Gegenwind Nr. 307 - April 2014
Politik und Kultur in Schleswig-Holstein und Mecklenburg-Vorpommern

Ein Parteitag als Politiklabor
Eindrücke vom Europaparteitag der Linkspartei in Hamburg

von Klaus Peters



Die Linke muss sich stärker als andere Parteien mit den Widersprüchen in der Gesellschaft auseinandersetzen und spiegelt zwangsläufig auch einige der grundlegenden Widersprüche wider. Der Widerspruch von Bewusstsein und konkretem Handeln, von Egoismen und Solidarität oder von Ehrgeiz und mangelnder Kenntnis politischer und gesellschaftlicher Zusammenhänge, von Internationalismus, regionalen und nationalen Interessen, sind nur einige dieser Widersprüche. Die Auseinandersetzung über mögliche Regierungsbeteiligungen kann die Partei zusätzlich schwer belasten.

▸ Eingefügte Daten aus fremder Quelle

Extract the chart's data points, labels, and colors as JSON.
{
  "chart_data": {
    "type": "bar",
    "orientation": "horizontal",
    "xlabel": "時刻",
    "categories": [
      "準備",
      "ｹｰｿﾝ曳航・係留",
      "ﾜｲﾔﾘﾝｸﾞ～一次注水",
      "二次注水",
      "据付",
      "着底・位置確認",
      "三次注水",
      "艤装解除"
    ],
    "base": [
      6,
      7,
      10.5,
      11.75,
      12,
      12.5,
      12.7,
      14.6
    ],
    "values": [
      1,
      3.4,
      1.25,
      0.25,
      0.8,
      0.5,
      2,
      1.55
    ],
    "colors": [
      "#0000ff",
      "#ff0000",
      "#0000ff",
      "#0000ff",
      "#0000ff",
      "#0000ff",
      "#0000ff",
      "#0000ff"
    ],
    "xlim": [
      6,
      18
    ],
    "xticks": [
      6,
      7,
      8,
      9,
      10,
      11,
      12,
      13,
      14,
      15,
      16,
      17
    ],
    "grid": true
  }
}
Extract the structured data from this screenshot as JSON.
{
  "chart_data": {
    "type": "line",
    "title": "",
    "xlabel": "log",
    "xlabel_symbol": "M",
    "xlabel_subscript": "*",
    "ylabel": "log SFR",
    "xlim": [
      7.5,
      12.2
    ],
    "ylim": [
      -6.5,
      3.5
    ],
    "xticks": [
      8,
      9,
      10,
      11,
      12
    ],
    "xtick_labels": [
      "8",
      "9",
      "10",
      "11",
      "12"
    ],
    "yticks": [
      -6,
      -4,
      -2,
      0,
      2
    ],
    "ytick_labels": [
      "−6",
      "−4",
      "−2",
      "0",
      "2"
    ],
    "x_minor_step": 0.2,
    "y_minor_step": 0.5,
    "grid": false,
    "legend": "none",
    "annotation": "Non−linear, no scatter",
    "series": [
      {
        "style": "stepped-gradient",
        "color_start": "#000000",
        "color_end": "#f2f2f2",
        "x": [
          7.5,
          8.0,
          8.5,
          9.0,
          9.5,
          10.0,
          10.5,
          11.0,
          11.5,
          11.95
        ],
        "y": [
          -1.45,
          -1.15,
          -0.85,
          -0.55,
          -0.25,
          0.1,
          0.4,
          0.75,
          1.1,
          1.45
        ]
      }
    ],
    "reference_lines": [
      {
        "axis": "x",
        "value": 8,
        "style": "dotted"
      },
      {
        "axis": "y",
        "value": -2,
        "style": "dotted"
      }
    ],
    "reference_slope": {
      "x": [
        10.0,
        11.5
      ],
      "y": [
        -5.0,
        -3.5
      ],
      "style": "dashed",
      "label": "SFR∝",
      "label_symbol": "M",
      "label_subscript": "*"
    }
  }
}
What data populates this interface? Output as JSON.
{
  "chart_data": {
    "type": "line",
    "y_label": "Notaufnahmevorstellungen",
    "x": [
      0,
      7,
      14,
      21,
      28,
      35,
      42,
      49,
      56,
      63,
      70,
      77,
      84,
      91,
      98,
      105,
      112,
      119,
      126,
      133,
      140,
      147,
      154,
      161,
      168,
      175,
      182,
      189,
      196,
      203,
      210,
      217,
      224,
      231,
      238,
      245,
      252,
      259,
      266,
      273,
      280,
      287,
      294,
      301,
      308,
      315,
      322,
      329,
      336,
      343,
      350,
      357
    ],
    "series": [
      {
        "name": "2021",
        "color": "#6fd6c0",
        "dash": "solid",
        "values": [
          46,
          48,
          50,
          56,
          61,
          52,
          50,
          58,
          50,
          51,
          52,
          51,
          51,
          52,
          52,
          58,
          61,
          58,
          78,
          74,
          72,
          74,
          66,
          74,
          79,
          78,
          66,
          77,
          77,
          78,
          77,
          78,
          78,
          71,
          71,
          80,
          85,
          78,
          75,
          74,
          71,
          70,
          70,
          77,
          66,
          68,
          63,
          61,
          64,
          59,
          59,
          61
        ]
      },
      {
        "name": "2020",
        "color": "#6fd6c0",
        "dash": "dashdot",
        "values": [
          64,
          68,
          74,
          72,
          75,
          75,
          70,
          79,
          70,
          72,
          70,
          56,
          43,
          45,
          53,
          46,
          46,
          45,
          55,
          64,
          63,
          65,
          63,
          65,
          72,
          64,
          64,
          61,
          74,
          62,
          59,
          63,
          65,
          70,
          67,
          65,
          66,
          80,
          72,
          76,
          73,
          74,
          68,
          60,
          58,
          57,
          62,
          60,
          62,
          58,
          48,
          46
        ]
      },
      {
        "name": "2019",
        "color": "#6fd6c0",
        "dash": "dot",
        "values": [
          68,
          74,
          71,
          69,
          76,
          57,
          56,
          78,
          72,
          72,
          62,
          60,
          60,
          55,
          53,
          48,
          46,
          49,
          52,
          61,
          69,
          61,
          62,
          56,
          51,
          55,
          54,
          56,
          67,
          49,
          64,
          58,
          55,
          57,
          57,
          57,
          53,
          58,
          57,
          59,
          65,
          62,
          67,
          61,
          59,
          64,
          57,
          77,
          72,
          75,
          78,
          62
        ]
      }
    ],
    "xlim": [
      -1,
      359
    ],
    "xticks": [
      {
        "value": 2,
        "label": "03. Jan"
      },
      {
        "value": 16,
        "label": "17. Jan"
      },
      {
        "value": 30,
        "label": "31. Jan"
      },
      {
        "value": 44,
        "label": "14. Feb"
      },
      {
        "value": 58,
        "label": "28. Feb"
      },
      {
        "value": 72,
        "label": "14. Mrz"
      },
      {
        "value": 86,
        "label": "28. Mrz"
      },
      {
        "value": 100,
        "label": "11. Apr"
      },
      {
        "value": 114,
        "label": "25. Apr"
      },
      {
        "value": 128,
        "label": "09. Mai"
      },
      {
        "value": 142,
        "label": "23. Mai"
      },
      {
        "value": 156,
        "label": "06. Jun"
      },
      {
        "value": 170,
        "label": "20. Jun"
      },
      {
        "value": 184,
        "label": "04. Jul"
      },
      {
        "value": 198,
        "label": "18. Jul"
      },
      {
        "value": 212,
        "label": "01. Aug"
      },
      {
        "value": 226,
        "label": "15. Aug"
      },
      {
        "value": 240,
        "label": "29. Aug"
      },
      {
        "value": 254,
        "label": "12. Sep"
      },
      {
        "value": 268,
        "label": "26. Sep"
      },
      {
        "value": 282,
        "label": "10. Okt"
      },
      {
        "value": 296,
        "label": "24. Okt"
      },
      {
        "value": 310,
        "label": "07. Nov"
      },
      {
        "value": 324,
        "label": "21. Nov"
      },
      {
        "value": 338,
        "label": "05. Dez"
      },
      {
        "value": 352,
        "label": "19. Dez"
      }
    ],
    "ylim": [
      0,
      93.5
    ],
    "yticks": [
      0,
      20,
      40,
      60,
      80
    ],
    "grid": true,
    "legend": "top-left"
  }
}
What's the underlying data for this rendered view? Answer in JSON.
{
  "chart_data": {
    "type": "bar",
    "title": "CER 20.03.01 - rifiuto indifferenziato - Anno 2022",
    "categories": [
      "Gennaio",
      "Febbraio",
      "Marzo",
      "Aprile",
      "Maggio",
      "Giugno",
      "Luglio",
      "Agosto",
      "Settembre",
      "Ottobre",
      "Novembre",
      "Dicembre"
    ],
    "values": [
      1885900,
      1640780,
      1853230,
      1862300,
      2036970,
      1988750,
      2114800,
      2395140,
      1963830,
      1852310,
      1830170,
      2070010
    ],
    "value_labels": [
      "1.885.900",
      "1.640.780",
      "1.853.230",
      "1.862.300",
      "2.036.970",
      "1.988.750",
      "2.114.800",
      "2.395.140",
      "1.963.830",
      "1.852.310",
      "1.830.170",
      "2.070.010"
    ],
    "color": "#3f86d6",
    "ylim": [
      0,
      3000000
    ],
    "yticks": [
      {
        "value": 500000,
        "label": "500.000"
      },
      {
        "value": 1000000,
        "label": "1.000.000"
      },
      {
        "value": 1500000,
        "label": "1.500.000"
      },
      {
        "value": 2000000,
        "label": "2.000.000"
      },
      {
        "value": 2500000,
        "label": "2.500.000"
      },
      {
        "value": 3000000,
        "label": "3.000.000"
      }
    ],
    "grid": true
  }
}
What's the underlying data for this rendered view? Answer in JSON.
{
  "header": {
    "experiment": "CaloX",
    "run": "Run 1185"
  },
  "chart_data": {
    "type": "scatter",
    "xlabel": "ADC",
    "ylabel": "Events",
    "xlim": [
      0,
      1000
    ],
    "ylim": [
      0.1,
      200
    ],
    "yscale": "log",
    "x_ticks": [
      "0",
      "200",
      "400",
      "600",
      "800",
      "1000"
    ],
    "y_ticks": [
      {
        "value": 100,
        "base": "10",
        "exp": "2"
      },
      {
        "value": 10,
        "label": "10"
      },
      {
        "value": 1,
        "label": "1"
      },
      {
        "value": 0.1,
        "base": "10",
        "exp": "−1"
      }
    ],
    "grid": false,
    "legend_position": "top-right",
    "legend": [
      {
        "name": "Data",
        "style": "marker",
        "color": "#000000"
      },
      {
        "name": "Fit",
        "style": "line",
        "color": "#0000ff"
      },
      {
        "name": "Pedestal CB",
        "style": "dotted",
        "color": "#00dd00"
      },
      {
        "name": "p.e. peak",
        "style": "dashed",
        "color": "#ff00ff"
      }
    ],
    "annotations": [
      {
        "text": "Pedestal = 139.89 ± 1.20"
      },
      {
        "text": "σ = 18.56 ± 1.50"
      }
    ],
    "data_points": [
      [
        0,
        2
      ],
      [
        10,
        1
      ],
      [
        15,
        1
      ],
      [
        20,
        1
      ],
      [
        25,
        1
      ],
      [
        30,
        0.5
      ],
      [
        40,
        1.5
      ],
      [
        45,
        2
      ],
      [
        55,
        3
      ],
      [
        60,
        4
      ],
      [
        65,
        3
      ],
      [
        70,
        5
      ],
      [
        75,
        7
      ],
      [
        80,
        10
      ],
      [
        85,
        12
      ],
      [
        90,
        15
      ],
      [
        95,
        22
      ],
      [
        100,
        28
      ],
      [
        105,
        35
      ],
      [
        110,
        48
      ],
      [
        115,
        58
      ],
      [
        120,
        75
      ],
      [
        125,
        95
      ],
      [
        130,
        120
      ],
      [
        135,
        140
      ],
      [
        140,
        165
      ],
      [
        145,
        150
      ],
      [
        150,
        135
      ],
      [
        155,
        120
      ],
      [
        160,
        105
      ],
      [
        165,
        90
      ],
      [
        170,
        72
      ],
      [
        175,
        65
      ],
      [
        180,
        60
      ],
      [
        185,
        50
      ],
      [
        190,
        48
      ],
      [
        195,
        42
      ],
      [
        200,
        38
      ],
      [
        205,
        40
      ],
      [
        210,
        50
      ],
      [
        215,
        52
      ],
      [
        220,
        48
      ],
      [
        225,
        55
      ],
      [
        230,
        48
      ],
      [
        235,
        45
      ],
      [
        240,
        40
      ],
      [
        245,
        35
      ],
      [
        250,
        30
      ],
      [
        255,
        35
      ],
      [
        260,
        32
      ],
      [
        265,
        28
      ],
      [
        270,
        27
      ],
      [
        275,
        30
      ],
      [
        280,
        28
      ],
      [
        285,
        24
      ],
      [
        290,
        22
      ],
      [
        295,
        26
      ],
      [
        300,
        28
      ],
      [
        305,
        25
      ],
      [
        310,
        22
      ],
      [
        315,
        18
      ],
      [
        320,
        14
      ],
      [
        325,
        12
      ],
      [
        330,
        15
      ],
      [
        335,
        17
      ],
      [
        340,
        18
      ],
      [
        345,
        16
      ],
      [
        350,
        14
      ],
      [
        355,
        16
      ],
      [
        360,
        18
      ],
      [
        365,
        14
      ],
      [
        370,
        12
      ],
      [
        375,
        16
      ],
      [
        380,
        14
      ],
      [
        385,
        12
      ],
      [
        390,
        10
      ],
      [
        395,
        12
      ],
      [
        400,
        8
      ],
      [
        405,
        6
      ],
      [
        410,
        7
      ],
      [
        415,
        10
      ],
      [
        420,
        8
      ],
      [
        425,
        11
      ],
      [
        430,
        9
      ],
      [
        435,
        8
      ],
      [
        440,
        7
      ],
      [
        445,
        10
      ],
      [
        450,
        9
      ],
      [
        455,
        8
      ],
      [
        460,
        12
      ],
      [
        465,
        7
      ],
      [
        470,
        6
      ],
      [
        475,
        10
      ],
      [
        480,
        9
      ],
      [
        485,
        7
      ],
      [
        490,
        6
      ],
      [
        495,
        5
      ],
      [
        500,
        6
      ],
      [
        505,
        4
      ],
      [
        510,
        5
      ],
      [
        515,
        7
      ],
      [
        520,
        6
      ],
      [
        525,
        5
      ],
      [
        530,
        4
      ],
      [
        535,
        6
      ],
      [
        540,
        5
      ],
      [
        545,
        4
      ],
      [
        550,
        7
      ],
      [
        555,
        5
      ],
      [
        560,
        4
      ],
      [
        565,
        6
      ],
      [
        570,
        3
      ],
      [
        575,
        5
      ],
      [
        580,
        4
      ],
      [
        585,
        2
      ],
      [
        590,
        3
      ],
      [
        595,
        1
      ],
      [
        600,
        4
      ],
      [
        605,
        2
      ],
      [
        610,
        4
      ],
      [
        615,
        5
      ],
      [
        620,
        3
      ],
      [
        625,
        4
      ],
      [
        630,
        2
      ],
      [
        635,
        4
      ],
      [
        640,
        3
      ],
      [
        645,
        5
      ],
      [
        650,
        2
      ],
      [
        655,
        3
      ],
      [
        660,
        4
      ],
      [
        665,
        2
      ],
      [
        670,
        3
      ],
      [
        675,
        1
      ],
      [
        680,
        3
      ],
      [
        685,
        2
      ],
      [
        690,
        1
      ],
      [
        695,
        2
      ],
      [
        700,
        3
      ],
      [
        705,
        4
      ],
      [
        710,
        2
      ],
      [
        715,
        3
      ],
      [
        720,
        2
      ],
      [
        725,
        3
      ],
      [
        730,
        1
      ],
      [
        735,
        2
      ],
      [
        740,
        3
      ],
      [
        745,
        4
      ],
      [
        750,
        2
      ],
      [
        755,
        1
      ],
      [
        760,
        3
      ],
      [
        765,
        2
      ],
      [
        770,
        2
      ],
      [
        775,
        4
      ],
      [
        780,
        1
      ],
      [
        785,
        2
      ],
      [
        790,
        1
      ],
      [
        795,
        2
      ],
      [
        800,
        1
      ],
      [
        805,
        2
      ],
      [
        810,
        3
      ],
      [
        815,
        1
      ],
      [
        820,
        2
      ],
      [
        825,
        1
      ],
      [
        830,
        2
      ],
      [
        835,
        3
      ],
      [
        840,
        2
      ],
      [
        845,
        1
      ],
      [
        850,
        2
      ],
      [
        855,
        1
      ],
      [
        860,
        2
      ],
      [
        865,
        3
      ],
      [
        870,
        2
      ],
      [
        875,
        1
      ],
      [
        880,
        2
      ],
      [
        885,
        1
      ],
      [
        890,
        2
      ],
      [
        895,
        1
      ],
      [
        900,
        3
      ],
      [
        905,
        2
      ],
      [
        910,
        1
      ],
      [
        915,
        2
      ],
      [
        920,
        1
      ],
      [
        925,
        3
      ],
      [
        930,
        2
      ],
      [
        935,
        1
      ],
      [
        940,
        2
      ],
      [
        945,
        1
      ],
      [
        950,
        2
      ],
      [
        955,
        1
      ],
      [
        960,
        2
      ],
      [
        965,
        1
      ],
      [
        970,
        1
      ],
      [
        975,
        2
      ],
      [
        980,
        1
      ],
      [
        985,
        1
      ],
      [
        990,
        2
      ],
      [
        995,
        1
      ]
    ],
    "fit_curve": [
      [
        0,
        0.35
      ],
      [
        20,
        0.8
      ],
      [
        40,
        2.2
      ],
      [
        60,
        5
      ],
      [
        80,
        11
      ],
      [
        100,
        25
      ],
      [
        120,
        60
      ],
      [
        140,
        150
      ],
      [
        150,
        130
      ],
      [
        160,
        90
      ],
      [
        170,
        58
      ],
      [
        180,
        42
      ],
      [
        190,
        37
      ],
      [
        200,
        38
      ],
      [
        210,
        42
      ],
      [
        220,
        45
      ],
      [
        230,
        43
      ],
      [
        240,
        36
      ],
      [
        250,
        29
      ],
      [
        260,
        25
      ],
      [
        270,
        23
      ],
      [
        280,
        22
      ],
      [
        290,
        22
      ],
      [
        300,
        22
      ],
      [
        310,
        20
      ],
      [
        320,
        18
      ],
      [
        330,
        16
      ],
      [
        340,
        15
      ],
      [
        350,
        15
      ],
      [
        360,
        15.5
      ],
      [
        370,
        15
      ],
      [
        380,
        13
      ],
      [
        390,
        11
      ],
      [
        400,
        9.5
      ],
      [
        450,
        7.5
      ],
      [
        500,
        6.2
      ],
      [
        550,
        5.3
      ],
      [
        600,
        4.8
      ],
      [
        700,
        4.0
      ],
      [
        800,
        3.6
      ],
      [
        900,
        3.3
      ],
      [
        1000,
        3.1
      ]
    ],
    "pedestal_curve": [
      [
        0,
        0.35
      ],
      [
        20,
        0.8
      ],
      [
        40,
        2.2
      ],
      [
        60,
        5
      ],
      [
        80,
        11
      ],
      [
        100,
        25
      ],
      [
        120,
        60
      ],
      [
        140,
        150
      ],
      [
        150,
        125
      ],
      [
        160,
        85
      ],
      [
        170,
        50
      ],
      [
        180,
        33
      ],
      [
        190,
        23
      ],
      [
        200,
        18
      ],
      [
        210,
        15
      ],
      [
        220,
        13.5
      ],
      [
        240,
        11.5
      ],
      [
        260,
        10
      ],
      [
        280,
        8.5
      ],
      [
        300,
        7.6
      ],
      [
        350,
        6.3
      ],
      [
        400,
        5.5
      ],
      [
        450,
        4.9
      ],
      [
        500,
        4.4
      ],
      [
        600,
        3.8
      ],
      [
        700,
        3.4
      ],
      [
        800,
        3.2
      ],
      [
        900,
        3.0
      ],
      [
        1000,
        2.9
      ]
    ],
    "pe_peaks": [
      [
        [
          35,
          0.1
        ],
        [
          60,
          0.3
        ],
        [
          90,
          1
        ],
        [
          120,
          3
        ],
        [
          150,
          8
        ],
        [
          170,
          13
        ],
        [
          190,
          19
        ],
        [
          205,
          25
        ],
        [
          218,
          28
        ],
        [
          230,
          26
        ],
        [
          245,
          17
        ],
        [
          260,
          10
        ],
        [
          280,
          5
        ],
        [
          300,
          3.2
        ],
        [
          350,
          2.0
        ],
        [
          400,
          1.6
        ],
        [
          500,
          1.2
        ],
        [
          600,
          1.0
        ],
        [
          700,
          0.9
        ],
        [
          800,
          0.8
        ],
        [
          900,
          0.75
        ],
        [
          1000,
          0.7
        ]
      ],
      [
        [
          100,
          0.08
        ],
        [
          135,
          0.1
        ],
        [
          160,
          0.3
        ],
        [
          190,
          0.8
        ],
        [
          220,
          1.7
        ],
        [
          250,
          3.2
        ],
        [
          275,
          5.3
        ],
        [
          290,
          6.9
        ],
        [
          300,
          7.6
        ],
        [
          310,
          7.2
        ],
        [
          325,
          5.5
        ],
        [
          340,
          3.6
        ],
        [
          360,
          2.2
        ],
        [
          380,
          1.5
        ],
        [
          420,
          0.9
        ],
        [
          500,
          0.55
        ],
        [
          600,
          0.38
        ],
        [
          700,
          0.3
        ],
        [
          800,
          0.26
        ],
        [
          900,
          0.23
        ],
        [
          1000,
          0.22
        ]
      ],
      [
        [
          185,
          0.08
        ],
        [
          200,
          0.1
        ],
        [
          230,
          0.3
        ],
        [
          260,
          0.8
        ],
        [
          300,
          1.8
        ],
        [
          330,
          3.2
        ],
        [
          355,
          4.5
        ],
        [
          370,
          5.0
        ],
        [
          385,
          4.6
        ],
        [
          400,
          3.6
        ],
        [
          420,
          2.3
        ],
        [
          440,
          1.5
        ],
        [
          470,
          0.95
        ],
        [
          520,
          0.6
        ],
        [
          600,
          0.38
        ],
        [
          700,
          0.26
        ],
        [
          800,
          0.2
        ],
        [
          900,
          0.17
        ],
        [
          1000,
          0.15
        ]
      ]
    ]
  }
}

Zu Beginn des Europaparteitags erhielt ein Sprecher der "Lampedusa-Flüchtlinge" die Gelegenheit, die Situation der Flüchtlinge und deren Erwartungen darzustellen. Als sonstige offizielle Gäste eingeladen waren eine Vertreterin des griechischen oppositionellen linken Parteienbündnisses Syriza und Inge Hannemann, die als Sachbearbeiterin in einem Hamburger Jobcenter offen Kritik an der Behandlung von Hartz IV-Empfängern geübt hatte und deshalb vom Dienst suspendiert worden ist. Ihre erfolgreiche Online-Massenpetition gegen die Sanktionsparagrafen des Sozialgesetzbuchs hatte auch die Partei Die Linke offensiv unterstützt.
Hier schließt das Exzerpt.